Alles, was in diesem Augenblick für ihn zählte, war die Wärme der kleinen Kriegerin auf seiner Haut. Ihr Atem, der in regelmäßigen Abständen sanft seinen Hals entlang kitzelte. Das Pochen ihres Herzens in ihrer Brust, ganz nah an seinem eigenen.
Das Gefühl, sie auf diese Weise ganz nah bei sich halten zu können, ohne dass sie sich dagegen wehrte, ihm ihre Fingernägel in den Rücken trieb und um sich schrie, war so viel mehr, als er noch zu hoffen gewagt hatte.
Gewiss, wenn sie wach wäre, würde sie das niemals zulassen. Doch im Augenblick war sie das nicht. Stattdessen war sie so hilflos und schwach wie ein Neugeborenes in seinen Armen und er würde töten, um sie zu beschützen. Sogar für sie sterben.
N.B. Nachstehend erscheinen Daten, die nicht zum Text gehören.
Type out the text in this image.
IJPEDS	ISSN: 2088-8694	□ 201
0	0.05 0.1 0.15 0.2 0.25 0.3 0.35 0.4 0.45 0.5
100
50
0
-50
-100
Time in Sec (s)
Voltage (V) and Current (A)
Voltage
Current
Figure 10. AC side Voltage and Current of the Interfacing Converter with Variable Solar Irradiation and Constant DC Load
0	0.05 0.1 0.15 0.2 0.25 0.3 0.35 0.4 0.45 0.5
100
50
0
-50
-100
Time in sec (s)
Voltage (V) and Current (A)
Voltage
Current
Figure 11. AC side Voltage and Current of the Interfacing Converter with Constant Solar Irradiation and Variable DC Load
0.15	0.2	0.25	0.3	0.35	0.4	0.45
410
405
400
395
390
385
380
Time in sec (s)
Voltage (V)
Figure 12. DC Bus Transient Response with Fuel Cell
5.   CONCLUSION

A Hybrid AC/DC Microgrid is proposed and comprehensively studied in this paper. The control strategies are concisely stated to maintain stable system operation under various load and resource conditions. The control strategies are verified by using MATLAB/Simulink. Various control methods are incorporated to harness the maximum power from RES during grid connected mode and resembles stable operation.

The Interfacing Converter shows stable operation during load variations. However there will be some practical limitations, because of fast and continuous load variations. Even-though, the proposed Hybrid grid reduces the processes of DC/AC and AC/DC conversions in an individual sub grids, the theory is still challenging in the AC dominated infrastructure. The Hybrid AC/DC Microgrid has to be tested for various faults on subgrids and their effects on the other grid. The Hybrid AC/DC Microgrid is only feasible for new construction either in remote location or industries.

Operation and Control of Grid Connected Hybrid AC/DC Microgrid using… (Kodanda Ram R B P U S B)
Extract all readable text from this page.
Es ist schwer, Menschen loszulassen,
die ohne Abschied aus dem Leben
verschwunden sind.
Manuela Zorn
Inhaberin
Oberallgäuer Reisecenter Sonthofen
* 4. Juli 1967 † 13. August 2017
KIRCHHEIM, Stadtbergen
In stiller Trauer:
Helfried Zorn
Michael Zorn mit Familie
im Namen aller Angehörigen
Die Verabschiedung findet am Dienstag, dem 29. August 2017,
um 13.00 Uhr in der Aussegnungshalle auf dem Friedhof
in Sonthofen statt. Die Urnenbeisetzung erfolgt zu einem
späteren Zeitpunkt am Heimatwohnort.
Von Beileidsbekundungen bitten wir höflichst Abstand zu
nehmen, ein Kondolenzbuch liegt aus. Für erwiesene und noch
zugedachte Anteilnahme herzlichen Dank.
„Du kannst sie jetzt ablegen.“
Briseis verlor jegliche Farbe im Gesicht und wich erschrocken vor ihm zurück, als sie das tiefe Grollen vernahm, das Alexeys Brust entsprang, kaum dass sie versucht hatte, Valeria zu berühren.
Erst jetzt wurde ihm bewusst, dass sie Hederas Räume längst erreicht hatten und die Sklavin für die kleine Kriegerin eine der mit Seide bezogenen Liegen vorbereitet hatte, auf die er sie ablegen konnte.
Doch er wollte sie nicht gehen lassen, wusste er doch, dass er dann dieses Gefühl für immer loslassen musste. Dieses trügerische Hirngespenst von etwas, das niemals war und auch niemals sein würde.
Gerade deshalb bettete Alexey die kleine Kriegerin am Ende wie einen kostbaren Schatz auf Seide und riss sich los von der Wärme und dem Duft ihrer Haut.
Denn weder durfte er hoffen noch träumen.
Nicht, nachdem nun auch noch ihr Herzblut an seinen Händen klebte.